A total of fourteen case-control studies and five cohort studies were identified. In total, the case-control studies included 7055 cases and 9032 controls. The cohort studies included 256914 participants, with 1109 cases recorded during follow-up periods that ranged from 7.3 to 22 years. The dietary components that showed a higher association with CRC risk were folate and alcohol. Thus, high folate intake was considered a protective factor, while high alcohol consumption proved to be a risk factor. Several studies have investigated the association between methyl donor nutrients and/or methyl antagonists (e.g., alcohol) and methylenetetrahydrofolate reductase (MTHFR) polymorphisms and have reported significant interactions. In one of those case-control studies, those with the MTHFR 677 TT genotype, who consume low folate diets, had a greater chance of developing CRC than people with the CC or CT genotype. Two other case-control studies reported that MTHFR 677 TT carriers with high (above mean) or adequate folate intake had a low risk of CRC.
In this systematic review of observational studies, some interactions between MTHFR polymorphisms, methyl donor nutrients (such as folate), and alcohol on CRC risk are suggested. Moreover, some studies show that vitamin B6, niacin, and alcohol may affect CRC risk through not only genetic but also epigenetic regulation.

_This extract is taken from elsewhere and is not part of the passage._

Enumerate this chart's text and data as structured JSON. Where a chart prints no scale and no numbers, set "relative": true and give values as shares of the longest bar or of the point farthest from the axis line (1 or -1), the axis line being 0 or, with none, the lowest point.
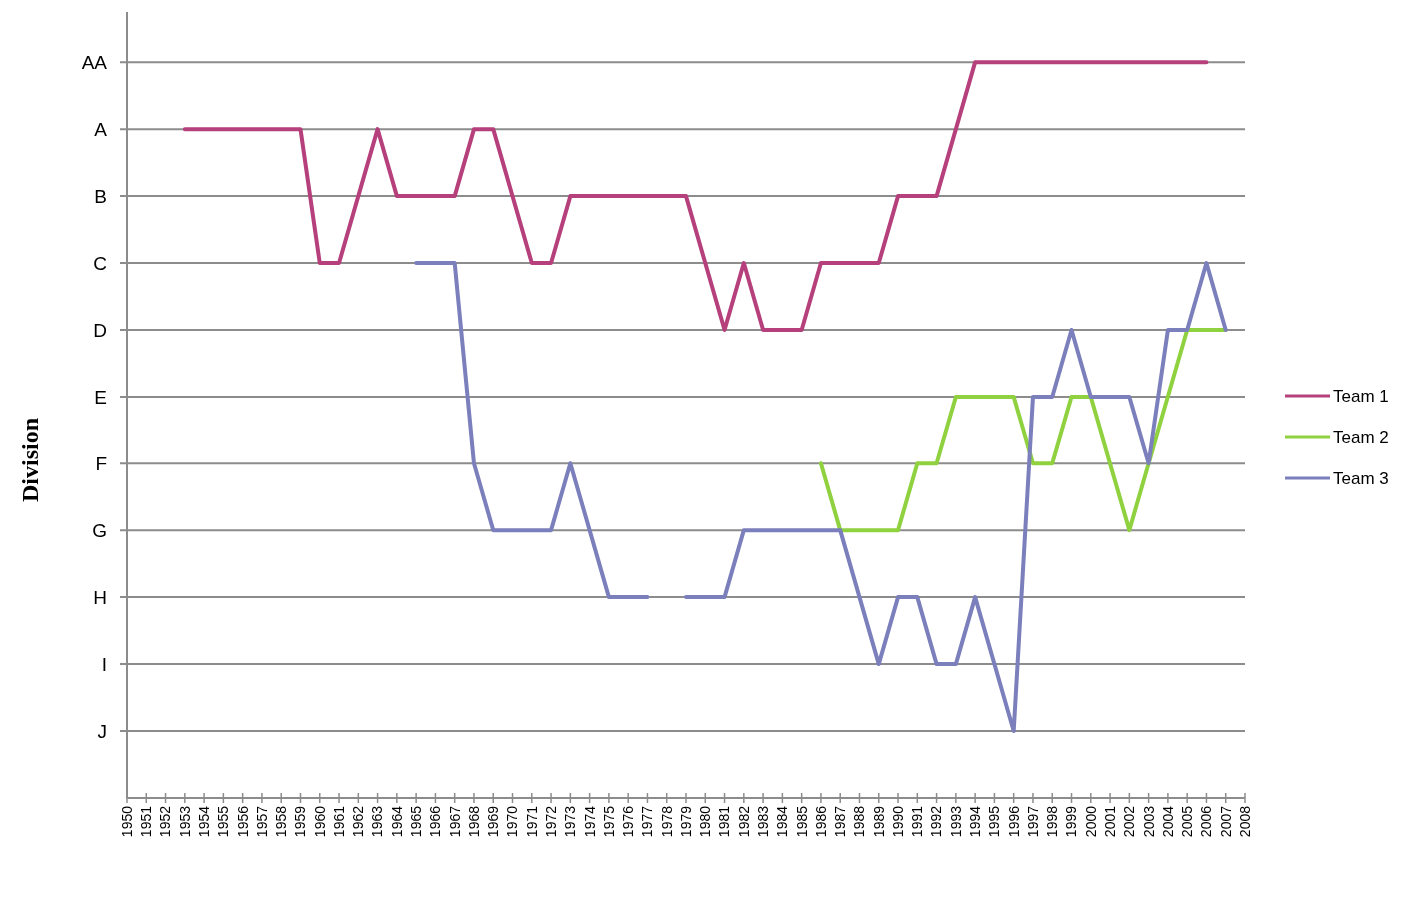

This review was not able to clarify which mechanisms underlie the influence of methyl donor nutrients on DNA methylation, as well as the efficacy of methyl uptake, transportation, and the final involvement in methyl-related gene expression. Further prospective studies with large samples and long follow-up periods, as well as clinical trials that consider the long latency period of CRC, are needed to clarify the influence of methyl group donors as epigenetic regulators, with particular emphasis on differences in CRC subsite-specific risk.